Like if u wanna be a faithful translator it's a writing thing on it's own honestly. If u wanna capture the tone n such of the original Translating is fascinating, but cursed
ive translated my OWN content and the thought you need to put into context and finding the right idoms and mentally switching between languages is a Lot thats not even getting into like having the right characters or rezising speech bubbles
I'm hoping that's a troll. Or if not, at least someone who would be loudly dismayed to experience extremely direct transcripts of Japanese dialogue.
That's just the tip of the iceberg when you get into the mechanics of translation, yeah. A big one in Japanese is formality levels- e.g., say that in the original, a character uses too informal an honorific for someone important and people get offended. How the hell do you translate that into English? Have the character outright insult the important person? Mostly I wanted to point out that they would be dumb even if they were right, though. Just the process of going through all that text takes time, never mind the translation process. Eh, I think it's more likely to be an American who's either pretty young or pretty insulated from... literally anything that's not English.
Yeah... If it's dialogue a lot of the sentences have no subjects. If it's not dialogue a lot of the sentences are long and wondrous adventures in nested clauses.

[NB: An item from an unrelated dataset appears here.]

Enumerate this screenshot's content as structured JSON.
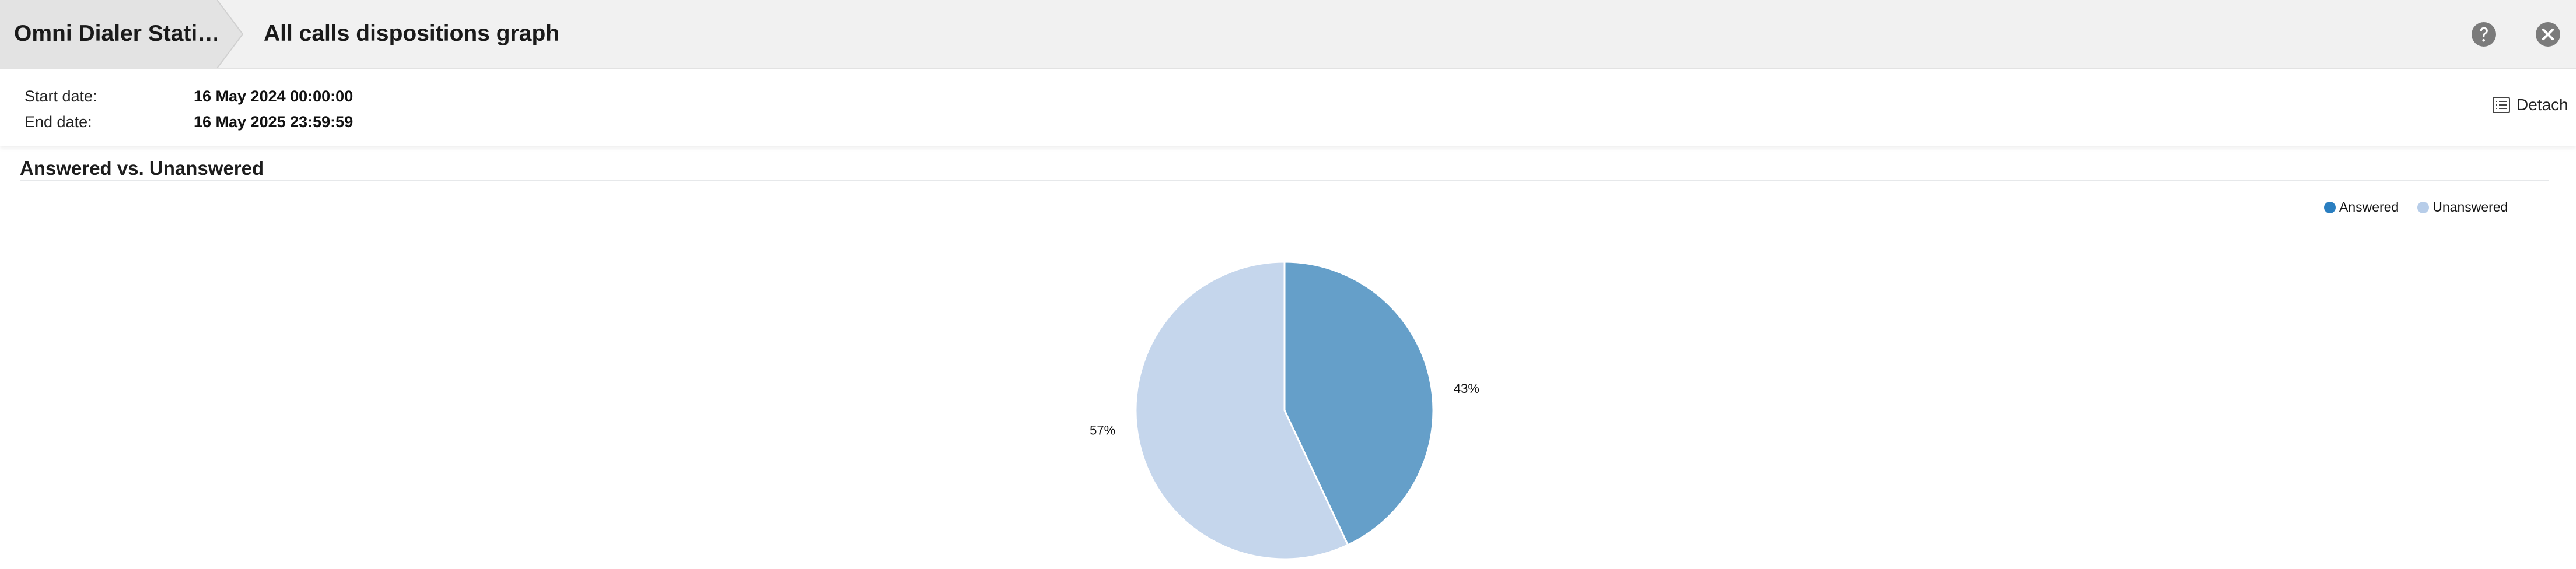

Yeah. Example I came across recently: in Umineko, there's a character who usually uses an archaic formal pronoun to refer to herself. In the sixth game, we meet a version of her as she used to be when she first came into existence, who talks in a completely different style. There's a point where the fan-translators gave up and literally subtitled the pronouns in the dialogue: Because how the hell else would you convey that?
that's why i prefer subs to dubs in anime-- i don't speak japanese, but i know a handful of the honorifics, and which honorific gets used with which person's name is REALLY IMPORTANT and it's information i want to know!
Yeah, and I've seen a few pieces of English-translated Japanese media that just straight-up leave honorifics and some Japanese jargon intact. (e.g. Persona) And dubs also get into their own problems- f'rinstance, early in Death Note, there's what TVtropes would call a Wham Line: "Watashi wa L desu." Manga and subs translate it to just "I'm L." The dub, however, had to fit the mouth flaps for the much longer Japanese phrase, so instead they had to pad it out into "I want you to know that I'm L" and lost a lot of the punch.
There’s something uniquely cursed about realistic baby faces where they don’t belong in general, IMO.